Guys, I will be getting my Triax soon, I have just a picked up a used laptop and Galaxy CM-140 SPL meter, I plan on downloading REW and getting a UMIK mic but until then I have to make do with what I have for calibrating the sub. I read that the test tones or pink noise from receiver is not very accurate or stable enough to use with the 140 and it is reco'd to use separate test tones to properly get my sub at least fairly calibrated until I get this REW thing worked out, I have to admit I am intimidated with using mics and software (REW). So I would appreciate any help to get my sub (Triax) up and running to as close to optimal as possible. I guess I've been spending too much time on some other forums stating that without proper measuring devices and software it is impossible to get good sound out of a sub and integrate it with the rest of my setup. Thanks for the time guys, looking forward to some of your expert advice :T
Cheers Jeff


----------



## tesseract (Aug 9, 2010)

Test tones and SPL meter will be very helpful, it's just a little tedious running one frequency at a time and plotting graphs by hand. REW sweeps will be quicker and REW has many additional tools to guide you.

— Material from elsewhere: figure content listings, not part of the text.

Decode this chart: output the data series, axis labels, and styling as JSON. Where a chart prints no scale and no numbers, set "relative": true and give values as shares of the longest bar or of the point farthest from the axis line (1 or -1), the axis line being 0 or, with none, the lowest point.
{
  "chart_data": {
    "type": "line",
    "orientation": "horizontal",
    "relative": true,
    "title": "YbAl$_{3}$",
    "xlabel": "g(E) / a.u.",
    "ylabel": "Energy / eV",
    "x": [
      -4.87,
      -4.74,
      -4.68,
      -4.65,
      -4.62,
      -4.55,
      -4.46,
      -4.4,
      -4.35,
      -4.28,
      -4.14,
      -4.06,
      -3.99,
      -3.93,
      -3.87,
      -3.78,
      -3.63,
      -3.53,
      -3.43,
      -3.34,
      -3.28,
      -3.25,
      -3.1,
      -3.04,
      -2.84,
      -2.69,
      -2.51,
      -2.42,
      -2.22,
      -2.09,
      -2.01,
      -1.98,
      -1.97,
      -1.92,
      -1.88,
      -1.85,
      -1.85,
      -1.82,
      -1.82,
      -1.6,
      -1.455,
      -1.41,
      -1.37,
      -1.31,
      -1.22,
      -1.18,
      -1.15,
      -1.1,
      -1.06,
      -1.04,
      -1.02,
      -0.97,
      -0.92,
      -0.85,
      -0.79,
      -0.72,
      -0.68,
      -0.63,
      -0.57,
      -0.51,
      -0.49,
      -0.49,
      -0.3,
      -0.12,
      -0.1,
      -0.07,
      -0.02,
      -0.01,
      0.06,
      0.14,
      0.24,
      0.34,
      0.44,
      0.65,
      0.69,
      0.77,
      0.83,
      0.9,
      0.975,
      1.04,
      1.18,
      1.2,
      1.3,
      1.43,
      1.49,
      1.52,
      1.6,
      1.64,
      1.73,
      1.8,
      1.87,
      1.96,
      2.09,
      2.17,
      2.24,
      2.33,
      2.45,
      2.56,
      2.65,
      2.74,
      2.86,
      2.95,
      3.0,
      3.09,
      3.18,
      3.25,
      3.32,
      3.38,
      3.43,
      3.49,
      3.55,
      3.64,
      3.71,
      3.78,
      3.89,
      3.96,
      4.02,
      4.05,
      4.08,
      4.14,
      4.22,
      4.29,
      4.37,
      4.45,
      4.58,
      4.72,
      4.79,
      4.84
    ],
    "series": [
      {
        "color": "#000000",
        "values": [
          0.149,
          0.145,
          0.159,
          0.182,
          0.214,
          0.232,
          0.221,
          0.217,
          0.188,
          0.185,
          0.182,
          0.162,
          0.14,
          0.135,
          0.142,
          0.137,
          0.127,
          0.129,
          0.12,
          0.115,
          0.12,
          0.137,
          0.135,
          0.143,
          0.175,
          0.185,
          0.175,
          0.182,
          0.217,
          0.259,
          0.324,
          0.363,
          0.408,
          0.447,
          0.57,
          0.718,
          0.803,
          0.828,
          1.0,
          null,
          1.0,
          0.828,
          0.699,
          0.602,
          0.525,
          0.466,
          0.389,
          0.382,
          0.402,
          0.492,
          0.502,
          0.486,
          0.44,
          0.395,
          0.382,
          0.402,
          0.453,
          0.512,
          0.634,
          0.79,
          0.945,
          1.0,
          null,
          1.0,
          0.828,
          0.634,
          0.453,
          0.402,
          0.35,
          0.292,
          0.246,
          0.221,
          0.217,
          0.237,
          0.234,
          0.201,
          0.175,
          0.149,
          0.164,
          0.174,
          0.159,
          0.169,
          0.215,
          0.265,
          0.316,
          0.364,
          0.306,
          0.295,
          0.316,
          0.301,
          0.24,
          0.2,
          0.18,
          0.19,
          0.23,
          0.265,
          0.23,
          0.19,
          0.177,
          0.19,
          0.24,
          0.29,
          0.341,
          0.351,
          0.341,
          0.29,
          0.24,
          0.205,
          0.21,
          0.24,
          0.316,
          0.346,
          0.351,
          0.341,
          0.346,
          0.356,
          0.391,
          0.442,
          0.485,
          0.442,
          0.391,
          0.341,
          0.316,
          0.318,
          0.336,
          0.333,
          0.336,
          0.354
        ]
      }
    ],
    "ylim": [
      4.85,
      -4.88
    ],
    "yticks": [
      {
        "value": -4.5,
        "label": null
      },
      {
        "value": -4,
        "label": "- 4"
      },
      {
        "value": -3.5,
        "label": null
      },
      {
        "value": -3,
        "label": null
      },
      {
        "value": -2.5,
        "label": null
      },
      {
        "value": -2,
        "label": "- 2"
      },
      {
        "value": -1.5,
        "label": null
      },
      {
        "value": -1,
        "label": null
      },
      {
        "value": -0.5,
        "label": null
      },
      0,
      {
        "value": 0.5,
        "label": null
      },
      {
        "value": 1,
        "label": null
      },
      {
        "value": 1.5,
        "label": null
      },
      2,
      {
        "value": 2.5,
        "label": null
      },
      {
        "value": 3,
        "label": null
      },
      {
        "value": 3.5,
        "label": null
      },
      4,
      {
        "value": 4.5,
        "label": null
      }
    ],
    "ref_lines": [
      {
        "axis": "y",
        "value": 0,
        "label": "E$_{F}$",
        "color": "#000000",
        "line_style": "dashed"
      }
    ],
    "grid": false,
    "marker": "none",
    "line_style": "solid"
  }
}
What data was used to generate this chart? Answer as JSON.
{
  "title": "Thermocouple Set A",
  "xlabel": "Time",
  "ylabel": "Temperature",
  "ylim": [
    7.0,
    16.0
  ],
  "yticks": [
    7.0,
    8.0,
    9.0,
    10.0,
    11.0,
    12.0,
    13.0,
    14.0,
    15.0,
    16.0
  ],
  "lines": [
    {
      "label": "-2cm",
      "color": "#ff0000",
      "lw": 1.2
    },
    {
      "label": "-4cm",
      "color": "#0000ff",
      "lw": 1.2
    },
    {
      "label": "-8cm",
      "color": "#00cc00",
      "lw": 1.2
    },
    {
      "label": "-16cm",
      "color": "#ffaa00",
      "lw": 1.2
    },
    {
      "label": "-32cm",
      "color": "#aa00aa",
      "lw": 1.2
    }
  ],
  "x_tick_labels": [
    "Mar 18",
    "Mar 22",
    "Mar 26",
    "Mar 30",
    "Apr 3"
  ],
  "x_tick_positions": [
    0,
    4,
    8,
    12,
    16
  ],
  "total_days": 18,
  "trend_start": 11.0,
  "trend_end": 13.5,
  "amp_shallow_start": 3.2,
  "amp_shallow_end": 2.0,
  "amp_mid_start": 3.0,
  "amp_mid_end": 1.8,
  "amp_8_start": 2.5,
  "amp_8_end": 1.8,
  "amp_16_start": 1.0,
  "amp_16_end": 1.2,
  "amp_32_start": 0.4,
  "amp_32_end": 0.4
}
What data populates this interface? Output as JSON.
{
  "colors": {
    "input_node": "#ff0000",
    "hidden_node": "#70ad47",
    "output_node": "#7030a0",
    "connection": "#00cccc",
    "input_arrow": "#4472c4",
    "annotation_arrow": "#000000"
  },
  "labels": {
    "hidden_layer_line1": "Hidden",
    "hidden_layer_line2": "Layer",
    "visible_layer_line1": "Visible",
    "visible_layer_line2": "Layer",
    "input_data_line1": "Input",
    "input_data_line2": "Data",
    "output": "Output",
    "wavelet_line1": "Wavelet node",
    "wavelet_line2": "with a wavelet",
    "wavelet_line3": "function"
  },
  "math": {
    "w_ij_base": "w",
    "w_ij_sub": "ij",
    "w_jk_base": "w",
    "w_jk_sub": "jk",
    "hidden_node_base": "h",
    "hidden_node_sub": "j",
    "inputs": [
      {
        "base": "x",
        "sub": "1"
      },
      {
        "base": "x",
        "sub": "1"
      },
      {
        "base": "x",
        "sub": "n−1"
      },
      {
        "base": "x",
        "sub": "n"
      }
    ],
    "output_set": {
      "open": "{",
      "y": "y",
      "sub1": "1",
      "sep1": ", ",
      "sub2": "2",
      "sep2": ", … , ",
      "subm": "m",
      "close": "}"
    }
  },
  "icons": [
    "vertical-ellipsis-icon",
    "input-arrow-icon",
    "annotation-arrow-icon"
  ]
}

Any specific questions so far, needspeed52?


----------



## needspeed52 (Aug 2, 2008)

tesseract said:


> Test tones and SPL meter will be very helpful, it's just a little tedious running one frequency at a time and plotting graphs by hand. REW sweeps will be quicker and REW has many additional tools to guide you.
> 
> Any specific questions so far, needspeed52?


None yet Tess, but there will be soon


----------